In the service of one’s country, Mary Varnham

Le Quesnoy 1918: New Zealand’s Last Battle
Christopher Pugsley
Oratia, $45.00,
ISBN 9780947506490

My father served on the Western Front, having signed up at the age of 17 or thereabouts. He came from a lonely farm in the Akatarawa Valley, so joining a bunch of other young men and sailing to the other side of the world must have seemed alluring and exciting. The use of the word “serve” is interesting, though. I’m sure he had no intention to serve anyone or anything other than himself. It was a great escape. Few of the estimated 74,000 New Zealanders who, like my father, found themselves stumbling through oozing mud, running across open ground under fire, or clambering for miles through torturous forest undergrowth, would have seen this as something they had wanted or expected to do.

But, once there, what choice was there but to carry on?  To desert meant being condemned to death. One of the harrowing stories in Christopher Pugsley’s new book, a comprehensive account of New Zealand’s engagement in the battle for and around the French medieval town of Le Quesnoy, is of a 34-year-old Australian who enlisted in March 1916 while working in Kawhia. From the moment the man arrived in the United Kingdom he was in trouble, Pugsley reports. In September, while still at camp, he was court-martialled for being absent without leave, drunk, resisting arrest, and telling military police they could go fuck themselves. Presumably, he’d realised he’d made a mistake signing up.

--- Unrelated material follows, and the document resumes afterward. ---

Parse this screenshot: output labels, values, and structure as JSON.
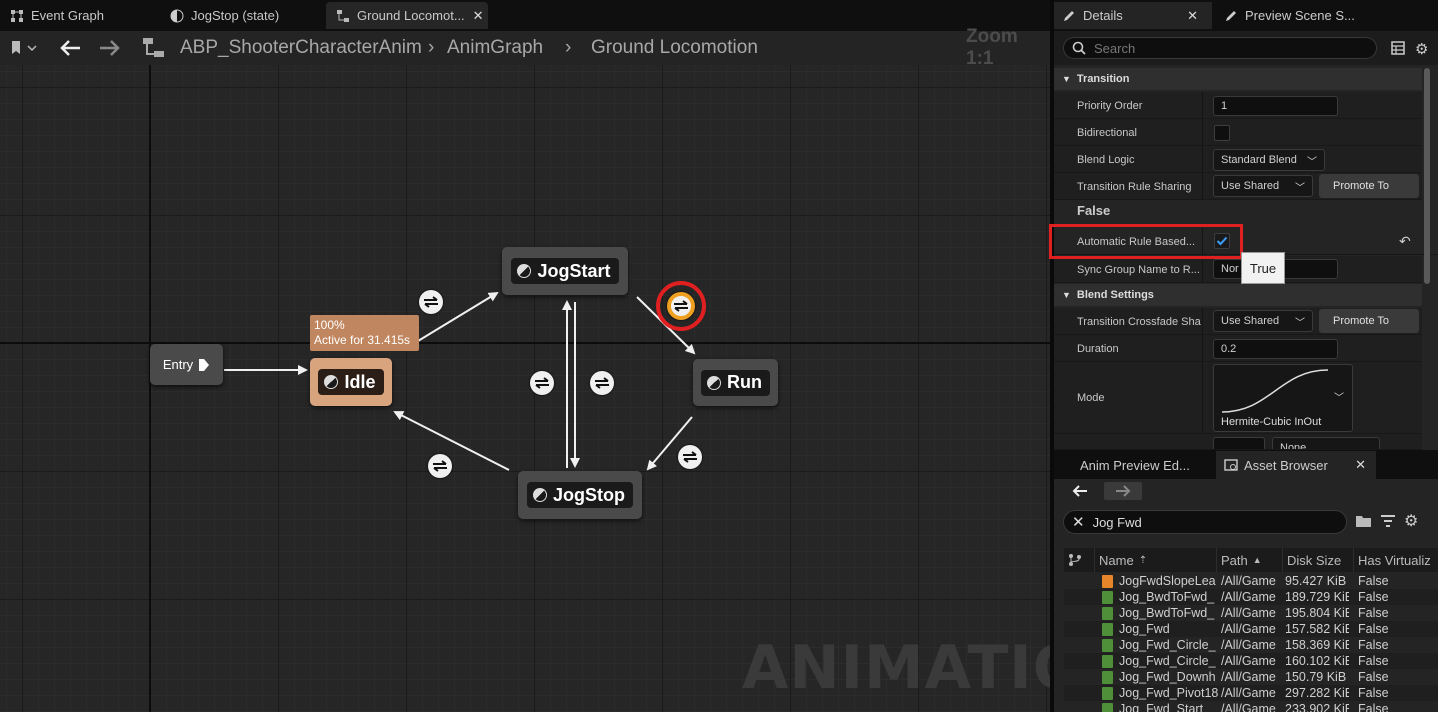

He claimed to be remorseful, saying his trouble was caused “entirely by drink”, but things got worse when he was with 2 Auckland Company in France. He took off at least six times, was sentenced to the dreaded and dreadful Field Punishment No 1, and finally, after another absence of seven weeks, was court-martialled, found guilty of desertion, and sentenced to death, although the sentence was suspended, presumably because a live soldier was of more use in battle than a dead one. Despatched to Le Quesnoy, he received a fatal gunshot wound. Three days later, the war was over.

Pugsley is a meticulous historian, and his book will undoubtedly become the classic work on what he calls “New Zealand’s Waterloo moment”, but you come away with the sobering thought that the campaign to take back Le Quesnoy, which has come to assume near-mythical status in this country, was, in fact, a tragically pointless waste of lives. 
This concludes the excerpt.